The "bioeffect assessment index" (BAI). A concept for the quantification of effects of marine pollution by an integrated biomarker approach.

The "bioeffect assessment index" (BAI) is based on the integration of several pathological endpoints measured in the liver of European flounder (Platichthys flesus (L.)) during a long term study of biological effects of pollution in the German Bight. The BAI represents a modification of the "health assessment index" since it includes solely validated biomarkers reflecting toxically induced alterations at different levels of biological organisation in order to quantify the effects of environmental pollution. The concept of the BAI is based on the observation of progressive deleterious effects from early responses to late effects. Specific "key events" were detected, representing progressive stages of functional deterioration. The biomarkers selected from a whole battery of cellular markers for the BAI calculation reflect deleterious effects of various classes of contaminants such as heavy metals, organochlorines, pesticides, PAHs, and therefore reflect general toxicity in an integrative manner. Selected biomarkers were: lysosomal perturbations (reduced membrane stability), storage disorders (lipid accumulation) as early markers for toxic effects of liver cells, and the size of macrophage aggregates and their acid phosphatase activity. The latter two markers are indicative for the modulation of non-specific immune response which represents longer time scale responses after chronic exposure.

Disorder and recovery of environmental health monitored by means of lysosomal stability in liver of European flounder (Platichthys flesus L.).

From 1995 to 2000 biological effects were studied in liver of flounder (Platichtysflesus L.) from the German Bight.
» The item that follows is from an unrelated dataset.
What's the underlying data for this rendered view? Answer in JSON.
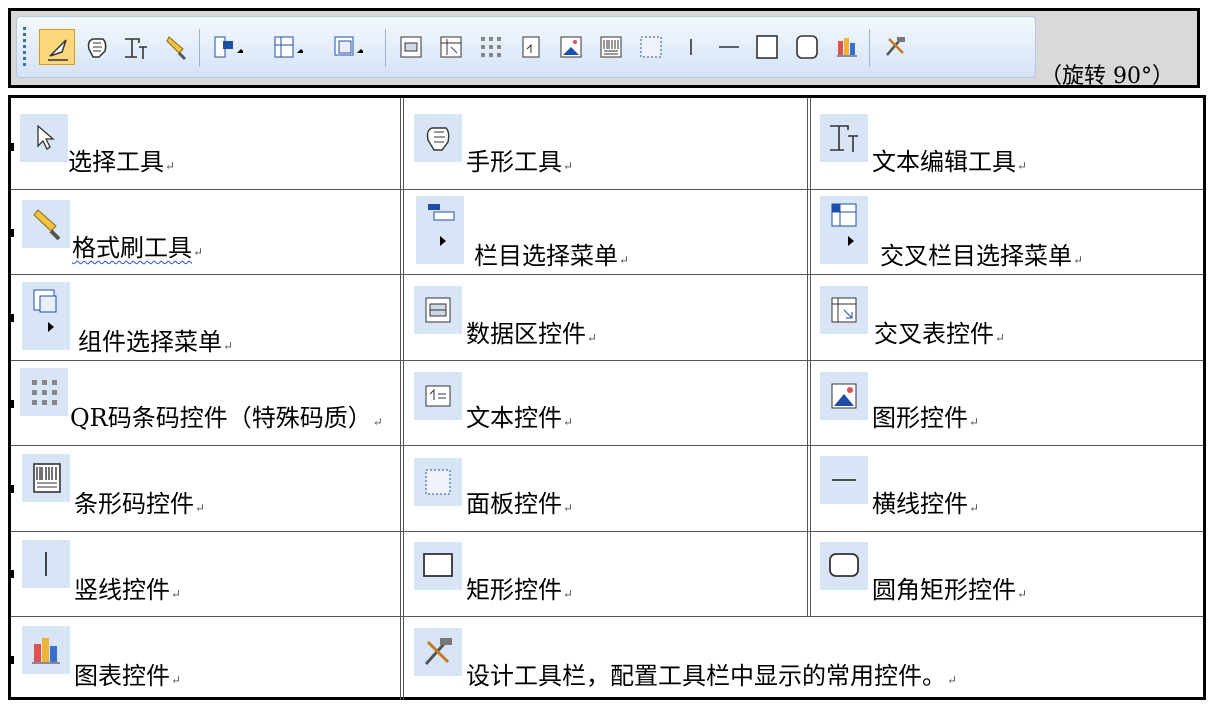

During the study period deleterious consequences of acute discharges of DDT and PCBs in early spring 1996 and after 1998 due to remobilization of contaminants from riverbed deepening of the River Elbe became evident. As core biomarker which reflects toxically induced liver pathologies and integrates effects of various classes of pollutants we measured the integrity of lysosomal membranes in individual flounder liver. During the study period, twice statistically significant disturbances of lysosomal function was detected in fish from the River Elbe: in summer 1996 and in spring 1999. Yet, the detrimental contaminant effects were not only restricted to individuals from the Elbe but expanded to those flounder inhabiting formerly less polluted reference areas. In contrast to flounder of the Elbe, their ability to recover from the lysosomal disorders were limited. While in autumn 2000 Elbe individuals showed clear signs of recovery, those fish caught in areas more distant to the source of toxicant input still maintained significantly decreased lysosomal membrane integrity. It can be speculated that fish populations which are not continuously exposed to chronic anthropogenic stress may have a lower potential or need a longer period to recover from the effects of pollution.